Mechanism of initial reaction of phenylhydrazine with oxyhemoglobin and effect of ring substitutions on the biomolecular rate constant of this reaction.

Phenylhydrazine in the presence of oxygen causes the oxidative denaturation of hemoglobin. The initial step in this process is a bimolecular reaction, probably a two-electron transfer from phenylhydrazine to oxyhemoglobin. The product of this reaction is neither methemoglobin nor deoxyhemoglobin.
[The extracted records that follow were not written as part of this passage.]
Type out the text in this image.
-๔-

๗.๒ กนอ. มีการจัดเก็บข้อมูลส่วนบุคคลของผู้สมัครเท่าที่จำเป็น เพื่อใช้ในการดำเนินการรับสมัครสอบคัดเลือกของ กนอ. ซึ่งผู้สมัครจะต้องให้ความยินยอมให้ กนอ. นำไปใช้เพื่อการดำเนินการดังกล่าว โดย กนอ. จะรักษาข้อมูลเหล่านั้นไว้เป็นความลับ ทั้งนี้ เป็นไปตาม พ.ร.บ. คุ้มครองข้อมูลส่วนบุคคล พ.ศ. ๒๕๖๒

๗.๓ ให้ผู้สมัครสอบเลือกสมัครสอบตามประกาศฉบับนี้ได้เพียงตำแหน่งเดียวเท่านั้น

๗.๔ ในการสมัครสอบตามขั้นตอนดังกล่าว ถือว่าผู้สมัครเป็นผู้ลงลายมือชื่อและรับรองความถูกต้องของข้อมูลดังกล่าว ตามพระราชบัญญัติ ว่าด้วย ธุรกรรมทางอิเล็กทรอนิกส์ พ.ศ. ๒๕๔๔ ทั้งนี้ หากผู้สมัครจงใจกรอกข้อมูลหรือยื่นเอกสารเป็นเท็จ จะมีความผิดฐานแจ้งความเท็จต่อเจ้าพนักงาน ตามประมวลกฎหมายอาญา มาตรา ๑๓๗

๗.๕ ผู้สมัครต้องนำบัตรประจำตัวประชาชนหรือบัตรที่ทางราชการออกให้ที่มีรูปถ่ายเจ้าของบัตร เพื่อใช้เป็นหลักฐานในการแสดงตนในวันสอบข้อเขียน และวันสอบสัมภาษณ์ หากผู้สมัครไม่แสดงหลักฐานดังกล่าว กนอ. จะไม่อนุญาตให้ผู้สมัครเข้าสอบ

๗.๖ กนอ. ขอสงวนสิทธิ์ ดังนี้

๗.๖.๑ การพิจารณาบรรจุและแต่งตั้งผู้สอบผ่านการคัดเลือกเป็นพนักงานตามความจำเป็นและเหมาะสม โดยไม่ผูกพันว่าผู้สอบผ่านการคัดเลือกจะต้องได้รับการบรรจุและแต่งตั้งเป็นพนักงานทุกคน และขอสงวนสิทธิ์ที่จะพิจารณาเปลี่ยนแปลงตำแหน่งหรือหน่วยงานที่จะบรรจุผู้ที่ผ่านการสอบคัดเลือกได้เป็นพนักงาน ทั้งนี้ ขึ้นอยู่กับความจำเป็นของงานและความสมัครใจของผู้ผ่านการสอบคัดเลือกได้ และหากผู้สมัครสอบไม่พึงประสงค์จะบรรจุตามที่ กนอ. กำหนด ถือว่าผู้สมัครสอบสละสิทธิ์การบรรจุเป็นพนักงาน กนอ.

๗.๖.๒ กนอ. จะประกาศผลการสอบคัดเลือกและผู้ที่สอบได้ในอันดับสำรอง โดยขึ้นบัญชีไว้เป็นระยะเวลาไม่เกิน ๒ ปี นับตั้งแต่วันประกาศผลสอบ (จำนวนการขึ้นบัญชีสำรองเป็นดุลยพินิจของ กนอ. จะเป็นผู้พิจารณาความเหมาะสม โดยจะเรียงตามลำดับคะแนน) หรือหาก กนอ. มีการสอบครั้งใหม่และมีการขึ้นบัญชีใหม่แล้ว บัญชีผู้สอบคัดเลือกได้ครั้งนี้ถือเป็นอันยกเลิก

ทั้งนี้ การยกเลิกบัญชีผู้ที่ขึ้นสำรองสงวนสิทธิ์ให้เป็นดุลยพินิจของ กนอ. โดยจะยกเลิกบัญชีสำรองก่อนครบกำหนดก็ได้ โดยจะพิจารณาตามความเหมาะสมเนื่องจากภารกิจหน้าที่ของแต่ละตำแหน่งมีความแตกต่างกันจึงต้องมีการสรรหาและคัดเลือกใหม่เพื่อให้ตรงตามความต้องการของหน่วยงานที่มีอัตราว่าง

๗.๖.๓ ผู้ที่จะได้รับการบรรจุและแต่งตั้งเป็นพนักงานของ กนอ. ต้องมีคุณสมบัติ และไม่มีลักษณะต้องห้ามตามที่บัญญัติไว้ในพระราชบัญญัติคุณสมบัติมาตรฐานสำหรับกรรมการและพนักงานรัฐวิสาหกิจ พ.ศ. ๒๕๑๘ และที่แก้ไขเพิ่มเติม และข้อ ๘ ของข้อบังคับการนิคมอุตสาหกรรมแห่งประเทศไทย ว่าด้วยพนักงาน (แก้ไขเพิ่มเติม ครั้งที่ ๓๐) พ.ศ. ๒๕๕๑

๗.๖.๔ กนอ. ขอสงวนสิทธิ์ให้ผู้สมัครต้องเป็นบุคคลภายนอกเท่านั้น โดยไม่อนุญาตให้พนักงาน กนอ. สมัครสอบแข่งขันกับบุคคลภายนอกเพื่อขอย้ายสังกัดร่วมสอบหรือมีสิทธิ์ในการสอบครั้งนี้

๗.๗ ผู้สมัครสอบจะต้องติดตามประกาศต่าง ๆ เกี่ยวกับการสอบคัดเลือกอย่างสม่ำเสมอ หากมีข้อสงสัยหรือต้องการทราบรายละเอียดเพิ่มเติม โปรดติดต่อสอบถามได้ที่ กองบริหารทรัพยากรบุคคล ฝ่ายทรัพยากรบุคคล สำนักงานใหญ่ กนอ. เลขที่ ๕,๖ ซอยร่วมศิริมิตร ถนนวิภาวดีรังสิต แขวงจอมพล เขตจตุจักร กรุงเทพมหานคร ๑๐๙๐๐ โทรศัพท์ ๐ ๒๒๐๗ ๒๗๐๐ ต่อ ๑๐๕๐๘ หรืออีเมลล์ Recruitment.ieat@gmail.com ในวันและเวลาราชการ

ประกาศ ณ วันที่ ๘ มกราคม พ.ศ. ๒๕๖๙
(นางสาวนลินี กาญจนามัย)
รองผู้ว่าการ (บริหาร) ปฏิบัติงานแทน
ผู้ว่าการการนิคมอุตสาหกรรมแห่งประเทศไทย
Superoxide dismutase and catalase eliminate side reactions that increase the apparent rate of this reaction as measured spectrophotometrically at 577 nm; scavengers for the hydroxyl radical and singlet oxygen do not affect this rate either in the presence or in the absence of these enzymes. Halogen atoms and alkyl groups decrease the rate when ortho and increase the rate when meta or para to the hydrazino group. Chlorine atoms at both ortho positions or the carboxylate group at the ortho or the para position block the reaction. In the presence of phenylhydrazine under air, methemoglobin is converted to the same complex as that produced when phenyldiazene is added to methemoglobin anaerobically. Under N2 or CO, phenylhydrazine reduces methemoglobin to deoxyhemoglobin or carbonmonoxyhemoglobin.